Geeksforgeeks: Minimum Jumps

 

Minimum Jumps

Difficulty: Medium

You are given an array arr[] of non-negative numbers. Each number tells you the maximum number of steps you can jump forward from that position.

For example:

• If arr[i] = 3, you can jump 1 step, 2 steps, or 3 steps forward from position i.
• If arr[i] = 0, you cannot jump forward from that position.

Your task is to find the minimum number of jumps needed to move from the first position in the array to the last position.

Note:  Return -1 if you can't reach the end of the array.

Examples : 

Input: arr[] = [1, 3, 5, 8, 9, 2, 6, 7, 6, 8, 9]
Output: 3 
Explanation: First jump from 1st element to 2nd element with value 3. From here we jump to 5th element with value 9, and from here we will jump to the last. 

Input: arr = [1, 4, 3, 2, 6, 7]
Output: 2 
Explanation: First we jump from the 1st to 2nd element and then jump to the last element.

Input: arr = [0, 10, 20]
Output: -1
Explanation: We cannot go anywhere from the 1st element.

Constraints:
2 ≤ arr.size() ≤ 106
0 ≤ arr[i] ≤ 105

Minimum Jumps Problem

The goal is to find the minimum number of jumps to reach the last index of an array, where each element of the array represents the maximum number of steps you can jump forward from that position.

Approach:

We can solve this problem efficiently using a greedy approach.
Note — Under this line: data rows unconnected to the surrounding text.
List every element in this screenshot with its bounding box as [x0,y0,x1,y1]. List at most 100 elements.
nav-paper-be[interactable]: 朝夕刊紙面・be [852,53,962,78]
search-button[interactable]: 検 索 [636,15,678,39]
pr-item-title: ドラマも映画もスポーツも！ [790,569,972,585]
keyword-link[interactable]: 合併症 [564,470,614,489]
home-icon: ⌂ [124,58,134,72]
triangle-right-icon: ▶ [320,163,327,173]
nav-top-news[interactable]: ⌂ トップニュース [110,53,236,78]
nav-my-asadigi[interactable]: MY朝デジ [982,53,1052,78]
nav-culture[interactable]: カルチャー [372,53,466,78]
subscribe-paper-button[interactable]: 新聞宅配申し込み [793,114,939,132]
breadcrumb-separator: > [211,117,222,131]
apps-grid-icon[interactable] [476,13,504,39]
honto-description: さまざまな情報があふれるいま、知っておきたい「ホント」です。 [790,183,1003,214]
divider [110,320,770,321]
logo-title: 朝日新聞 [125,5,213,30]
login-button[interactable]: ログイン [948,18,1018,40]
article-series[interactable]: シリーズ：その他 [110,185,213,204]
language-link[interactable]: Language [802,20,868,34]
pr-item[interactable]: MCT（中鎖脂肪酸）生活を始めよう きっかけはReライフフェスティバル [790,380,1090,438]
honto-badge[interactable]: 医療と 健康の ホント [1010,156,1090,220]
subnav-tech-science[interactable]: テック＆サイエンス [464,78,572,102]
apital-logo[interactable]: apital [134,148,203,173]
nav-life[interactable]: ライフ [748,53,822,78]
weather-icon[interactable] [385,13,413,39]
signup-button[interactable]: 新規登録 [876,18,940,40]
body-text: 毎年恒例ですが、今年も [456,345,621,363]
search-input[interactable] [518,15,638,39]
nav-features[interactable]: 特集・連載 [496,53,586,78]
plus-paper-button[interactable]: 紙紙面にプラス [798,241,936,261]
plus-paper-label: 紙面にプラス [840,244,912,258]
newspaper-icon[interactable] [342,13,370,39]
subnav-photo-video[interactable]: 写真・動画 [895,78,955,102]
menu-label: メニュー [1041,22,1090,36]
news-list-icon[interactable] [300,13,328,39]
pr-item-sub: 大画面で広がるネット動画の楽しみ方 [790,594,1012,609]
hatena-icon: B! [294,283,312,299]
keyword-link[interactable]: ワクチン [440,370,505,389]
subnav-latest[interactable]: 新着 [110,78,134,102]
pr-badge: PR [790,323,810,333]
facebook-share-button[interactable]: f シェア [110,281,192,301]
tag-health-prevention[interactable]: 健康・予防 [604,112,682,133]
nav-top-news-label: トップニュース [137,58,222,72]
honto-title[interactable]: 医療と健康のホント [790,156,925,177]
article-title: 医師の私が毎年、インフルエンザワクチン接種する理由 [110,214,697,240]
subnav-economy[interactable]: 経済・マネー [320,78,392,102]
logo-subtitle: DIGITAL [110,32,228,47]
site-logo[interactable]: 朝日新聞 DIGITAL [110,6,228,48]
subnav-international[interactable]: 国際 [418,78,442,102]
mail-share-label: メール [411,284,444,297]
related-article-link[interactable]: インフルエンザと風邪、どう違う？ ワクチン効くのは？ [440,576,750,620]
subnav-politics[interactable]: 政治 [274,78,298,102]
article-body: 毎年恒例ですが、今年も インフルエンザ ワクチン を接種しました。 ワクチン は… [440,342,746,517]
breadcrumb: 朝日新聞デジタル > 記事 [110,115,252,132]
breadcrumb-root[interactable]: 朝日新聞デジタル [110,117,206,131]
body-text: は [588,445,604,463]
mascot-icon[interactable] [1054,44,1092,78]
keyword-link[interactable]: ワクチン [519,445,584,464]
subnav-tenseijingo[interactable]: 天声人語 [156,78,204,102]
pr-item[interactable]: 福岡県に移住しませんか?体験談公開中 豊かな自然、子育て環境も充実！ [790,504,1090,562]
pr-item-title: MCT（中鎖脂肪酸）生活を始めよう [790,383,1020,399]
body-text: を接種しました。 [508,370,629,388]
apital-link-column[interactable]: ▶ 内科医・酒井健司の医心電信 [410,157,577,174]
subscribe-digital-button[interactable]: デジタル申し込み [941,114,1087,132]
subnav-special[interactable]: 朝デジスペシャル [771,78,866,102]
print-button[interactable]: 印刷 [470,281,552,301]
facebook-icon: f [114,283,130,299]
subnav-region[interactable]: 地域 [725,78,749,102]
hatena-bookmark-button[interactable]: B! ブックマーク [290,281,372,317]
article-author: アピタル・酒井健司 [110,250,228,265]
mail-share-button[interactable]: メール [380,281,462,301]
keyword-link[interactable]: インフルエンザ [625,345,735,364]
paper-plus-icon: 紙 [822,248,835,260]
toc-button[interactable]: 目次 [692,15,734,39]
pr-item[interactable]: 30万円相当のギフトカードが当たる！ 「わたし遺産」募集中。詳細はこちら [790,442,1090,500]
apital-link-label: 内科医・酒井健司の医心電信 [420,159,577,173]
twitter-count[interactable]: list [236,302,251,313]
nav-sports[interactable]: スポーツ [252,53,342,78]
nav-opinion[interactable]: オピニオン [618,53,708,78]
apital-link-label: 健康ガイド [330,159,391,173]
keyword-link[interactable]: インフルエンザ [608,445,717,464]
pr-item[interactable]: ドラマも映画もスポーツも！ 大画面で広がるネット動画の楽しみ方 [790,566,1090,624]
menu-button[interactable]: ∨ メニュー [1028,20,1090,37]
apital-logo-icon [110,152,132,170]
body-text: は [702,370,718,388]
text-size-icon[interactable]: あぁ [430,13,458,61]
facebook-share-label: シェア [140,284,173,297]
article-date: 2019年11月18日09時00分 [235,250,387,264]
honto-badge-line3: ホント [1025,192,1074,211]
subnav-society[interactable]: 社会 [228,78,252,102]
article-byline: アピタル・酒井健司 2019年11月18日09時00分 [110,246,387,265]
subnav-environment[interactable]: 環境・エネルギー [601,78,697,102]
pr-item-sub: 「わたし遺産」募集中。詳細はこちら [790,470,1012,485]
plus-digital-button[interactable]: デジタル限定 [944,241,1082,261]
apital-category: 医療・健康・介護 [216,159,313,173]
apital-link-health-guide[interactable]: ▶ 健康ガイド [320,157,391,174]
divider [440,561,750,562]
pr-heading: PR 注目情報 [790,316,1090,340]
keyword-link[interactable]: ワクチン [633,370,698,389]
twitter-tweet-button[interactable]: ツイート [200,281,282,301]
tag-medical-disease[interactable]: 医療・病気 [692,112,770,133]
The main idea is to keep track of the farthest we can reach with the current jump, and when that is exceeded, we make another jump.

Key Steps:

1. Track Current and Maximum Reach:

   • currentEnd: The farthest index you can reach with the current jump.
   • farthest: The farthest index you can reach so far with the current jump or upcoming jumps.

2. Greedy Jumping:

   • Iterate through the array, and for each element, update the farthest index.
   • When the farthest index exceeds or equals the end of the array, return the jump count.
   • If we have reached the currentEnd (i.e., the farthest we can go with the current jump), increment the jump counter and update currentEnd to farthest.

3. Edge Case:

   • If at any point, the current element is 0 and it blocks progress (i.e., no possible jump forward), return -1.

Code Implementation:

public class Solution {
    public int Jump(int[] arr) {
        int n = arr.Length;
        if (n <= 1) return 0;  // No jump needed if already at the end
        
        int jumps = 0;
        int farthest = 0;
        int currentEnd = 0;
        
        for (int i = 0; i < n - 1; i++) {
            farthest = Math.Max(farthest, i + arr[i]);  // Update the farthest reachable index
            
            // If we've reached the end of the current jump, we must make another jump
            if (i == currentEnd) {
                jumps++;
                currentEnd = farthest;
                
                // If the current jump takes us to or beyond the end of the array, we return jumps
                if (currentEnd >= n - 1) return jumps;
            }
        }
        
        return -1;  // If we exit the loop without reaching the end, it's not possible to reach the end
    }
}

Explanation:

1. Initialization:

   • jumps: Tracks the number of jumps taken to reach the end.
   • farthest: Tracks the farthest index that can be reached from the current position.
   • currentEnd: Tracks the end of the current jump range.

2. Iterate through the array:

   • For each index i, calculate the farthest index that can be reached from index i (farthest = Math.Max(farthest, i + arr[i])).
   • If i reaches currentEnd, it means we have finished a jump and need to move to the next jump range. Update jumps and currentEnd.
   • If currentEnd reaches or exceeds n-1 (the last index), we return the number of jumps.

3. Edge Case Handling:

   • If arr[0] == 0, it's not possible to move anywhere, so return -1.

Time Complexity:

• Time Complexity: $O(n)$, where n is the length of the input array. We are iterating through the array once, and all operations within the loop are constant time.
• Space Complexity: $O(1)$, as we only use a few extra variables for tracking the jumps and indices.

Example Walkthrough:

Example 1:

• Input: arr[] = [1, 3, 5, 8, 9, 2, 6, 7, 6, 8, 9]
• Steps:
  1. Start at index 0, jump to index 1 (farthest = 3).
  2. From index 1, jump to index 5 (farthest = 9).
  3. From index 5, jump to index 10 (end).
• Output: 3

Example 2:

• Input: arr[] = [1, 4, 3, 2, 6, 7]
• Steps:
  1. Start at index 0, jump to index 1 (farthest = 5).
  2. From index 1, jump to index 5 (end).
• Output: 2

Example 3:

• Input: arr[] = [0, 10, 20]
• Steps:
  • At index 0, the element is 0, so we cannot jump anywhere.
• Output: -1

Conclusion:

The greedy approach is optimal for this problem. By keeping track of the farthest index we can reach with each jump and incrementing jumps when necessary, we can solve this problem in linear time $O(n)$.